Le Jardin Botanique des Cayes a besoin d’une protection internationale urgente. Des missions d’évaluation indépendantes doivent être dépêchées. Une pression diplomatique coordonnée doit s’exercer sur les autorités haïtiennes. Et des mécanismes de sauvegarde ex situ des collections végétales rescapées doivent être mis en place dès maintenant, avant qu’il ne soit définitivement trop tard.

Je suis botaniste de terrain. J’ai passé des années à parcourir les mornes haïtiens, à genoux dans la boue, à cataloguer des espèces que personne d’autre ne regardait.

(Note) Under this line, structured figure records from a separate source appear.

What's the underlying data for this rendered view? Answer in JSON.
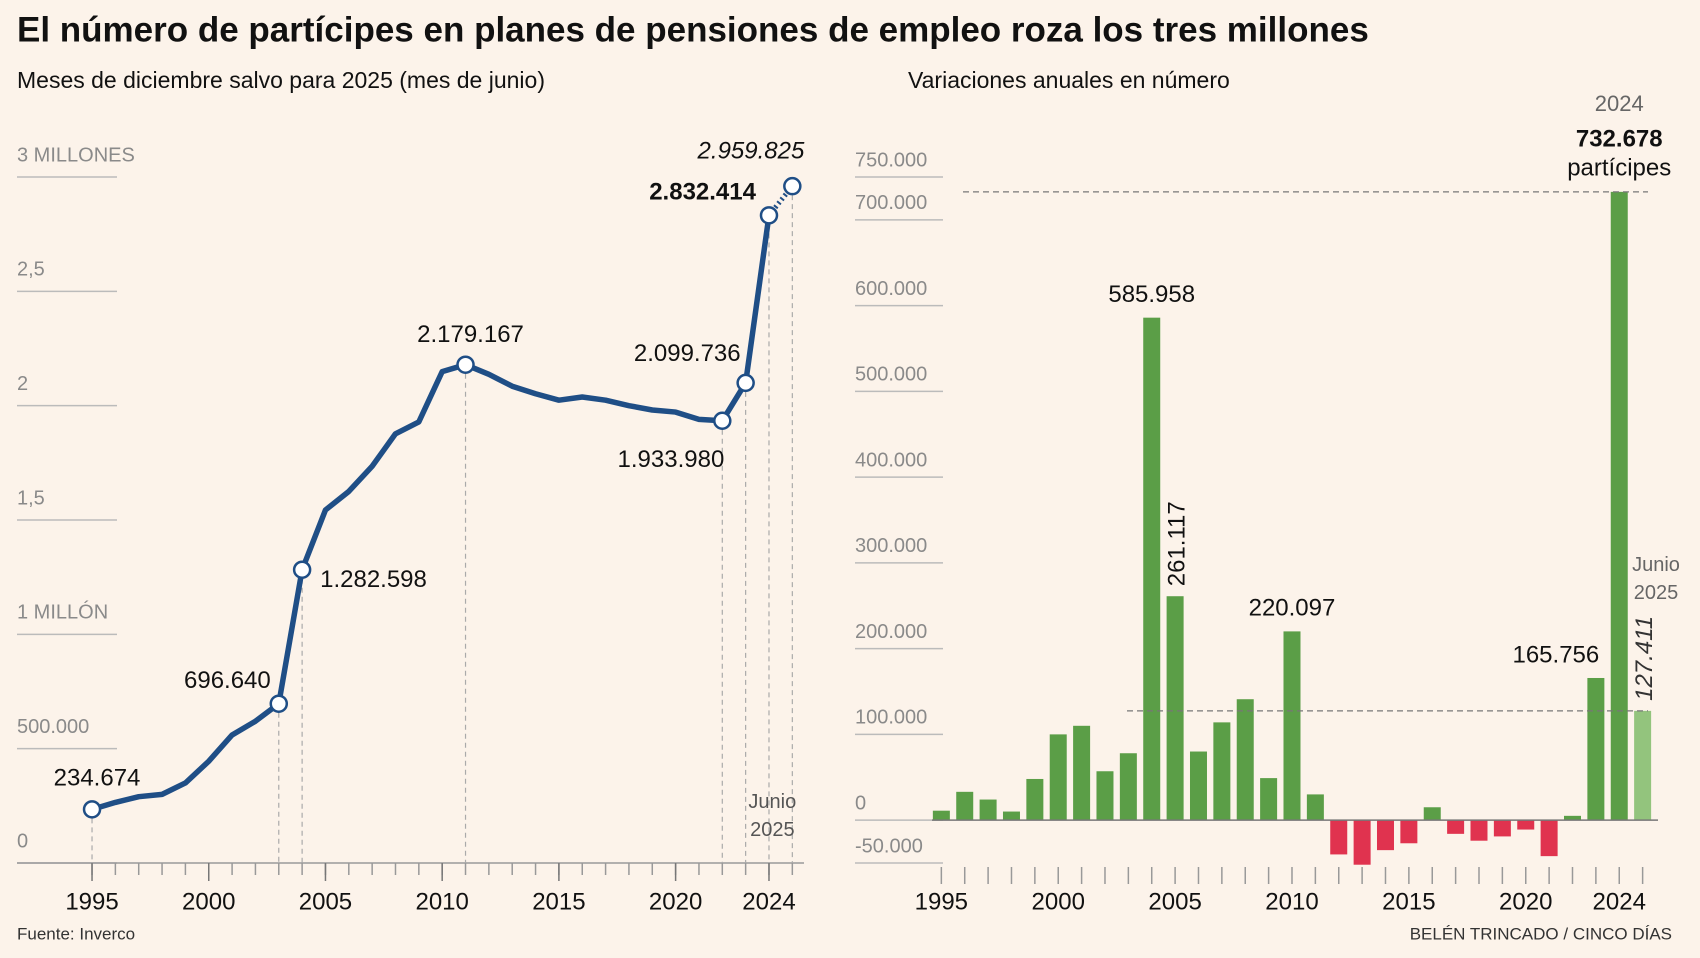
{
  "title": "El número de partícipes en planes de pensiones de empleo roza los tres millones",
  "source": "Fuente: Inverco",
  "credit": "BELÉN TRINCADO / CINCO DÍAS",
  "chart_data": [
    {
      "type": "line",
      "subtitle": "Meses de diciembre salvo para 2025 (mes de junio)",
      "x": [
        1995,
        1996,
        1997,
        1998,
        1999,
        2000,
        2001,
        2002,
        2003,
        2004,
        2005,
        2006,
        2007,
        2008,
        2009,
        2010,
        2011,
        2012,
        2013,
        2014,
        2015,
        2016,
        2017,
        2018,
        2019,
        2020,
        2021,
        2022,
        2023,
        2024,
        2025
      ],
      "series": [
        {
          "color": "#1f4e86",
          "values": [
            234674,
            265000,
            290000,
            300000,
            350000,
            445000,
            560000,
            620000,
            696640,
            1282598,
            1543715,
            1625000,
            1735000,
            1877000,
            1929000,
            2149000,
            2179167,
            2137000,
            2085000,
            2052000,
            2024000,
            2038000,
            2024000,
            2000000,
            1981000,
            1972000,
            1940000,
            1933980,
            2099736,
            2832414,
            2959825
          ],
          "value_labels": [
            "234.674",
            null,
            null,
            null,
            null,
            null,
            null,
            null,
            "696.640",
            "1.282.598",
            null,
            null,
            null,
            null,
            null,
            null,
            "2.179.167",
            null,
            null,
            null,
            null,
            null,
            null,
            null,
            null,
            null,
            null,
            "1.933.980",
            "2.099.736",
            "2.832.414",
            "2.959.825"
          ]
        }
      ],
      "xlim": [
        1992,
        2025.5
      ],
      "xticks": [
        1995,
        2000,
        2005,
        2010,
        2015,
        2020,
        2024
      ],
      "ylim": [
        0,
        3000000
      ],
      "yticks": [
        0,
        {
          "value": 500000,
          "label": "500.000"
        },
        {
          "value": 1000000,
          "label": "1 MILLÓN"
        },
        {
          "value": 1500000,
          "label": "1,5"
        },
        {
          "value": 2000000,
          "label": "2"
        },
        {
          "value": 2500000,
          "label": "2,5"
        },
        {
          "value": 3000000,
          "label": "3 MILLONES"
        }
      ],
      "annotation": "Junio 2025",
      "grid": true
    },
    {
      "type": "bar",
      "subtitle": "Variaciones anuales en número",
      "x": [
        1995,
        1996,
        1997,
        1998,
        1999,
        2000,
        2001,
        2002,
        2003,
        2004,
        2005,
        2006,
        2007,
        2008,
        2009,
        2010,
        2011,
        2012,
        2013,
        2014,
        2015,
        2016,
        2017,
        2018,
        2019,
        2020,
        2021,
        2022,
        2023,
        2024,
        2025
      ],
      "series": [
        {
          "color": "#5b9e47",
          "negative_color": "#e0334f",
          "last_color": "#93c47d",
          "values": [
            11000,
            33000,
            24000,
            10000,
            48000,
            100000,
            110000,
            57000,
            78000,
            585958,
            261117,
            80000,
            114000,
            141000,
            49000,
            220097,
            30000,
            -40000,
            -52000,
            -35000,
            -27000,
            15000,
            -16000,
            -24000,
            -19000,
            -11000,
            -42000,
            5000,
            165756,
            732678,
            127411
          ],
          "value_labels": [
            null,
            null,
            null,
            null,
            null,
            null,
            null,
            null,
            null,
            "585.958",
            "261.117",
            null,
            null,
            null,
            null,
            "220.097",
            null,
            null,
            null,
            null,
            null,
            null,
            null,
            null,
            null,
            null,
            null,
            null,
            "165.756",
            "732.678",
            "127.411"
          ]
        }
      ],
      "xlim": [
        1994.6,
        2026
      ],
      "xticks": [
        1995,
        2000,
        2005,
        2010,
        2015,
        2020,
        2024
      ],
      "ylim": [
        -50000,
        750000
      ],
      "yticks": [
        {
          "value": -50000,
          "label": "-50.000"
        },
        0,
        {
          "value": 100000,
          "label": "100.000"
        },
        {
          "value": 200000,
          "label": "200.000"
        },
        {
          "value": 300000,
          "label": "300.000"
        },
        {
          "value": 400000,
          "label": "400.000"
        },
        {
          "value": 500000,
          "label": "500.000"
        },
        {
          "value": 600000,
          "label": "600.000"
        },
        {
          "value": 700000,
          "label": "700.000"
        },
        {
          "value": 750000,
          "label": "750.000"
        }
      ],
      "annotations": [
        "2024",
        "partícipes",
        "Junio 2025"
      ],
      "grid": true
    }
  ]
}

J’ai vu des forêts disparaître. J’ai vu des rivières se tarir. J’ai vu la terre se dégrader sous la pression de la misère et de l’abandon institutionnel.

Mais je n’avais encore jamais vu brûler un jardin botanique, ce lieu que les botanistes de toutes les cultures ont toujours considéré comme sacré, comme un espace hors du temps où l’humanité fait la paix avec la nature qu’elle a détruite. Le Jardin Botanique des Cayes n’est pas seulement un espace vert. C’est la preuve que nous voulions, nous Haïtiens, prendre soin de ce qui nous reste.

À lire aussi.

Permettre sa destruction sans réagir, c’est renoncer à ce projet collectif. C’est abandonner les générations futures à un pays sans mémoire végétale, sans science botanique nationale, sans ce minimum de dignité écologique que représente un jardin botanique.

Il est encore temps d’agir. Chaque heure compte. Chaque plante restante compte. Sauvons le Jardin Botanique des Cayes pour Haïti, pour la Caraïbe, pour la science, pour nous-mêmes.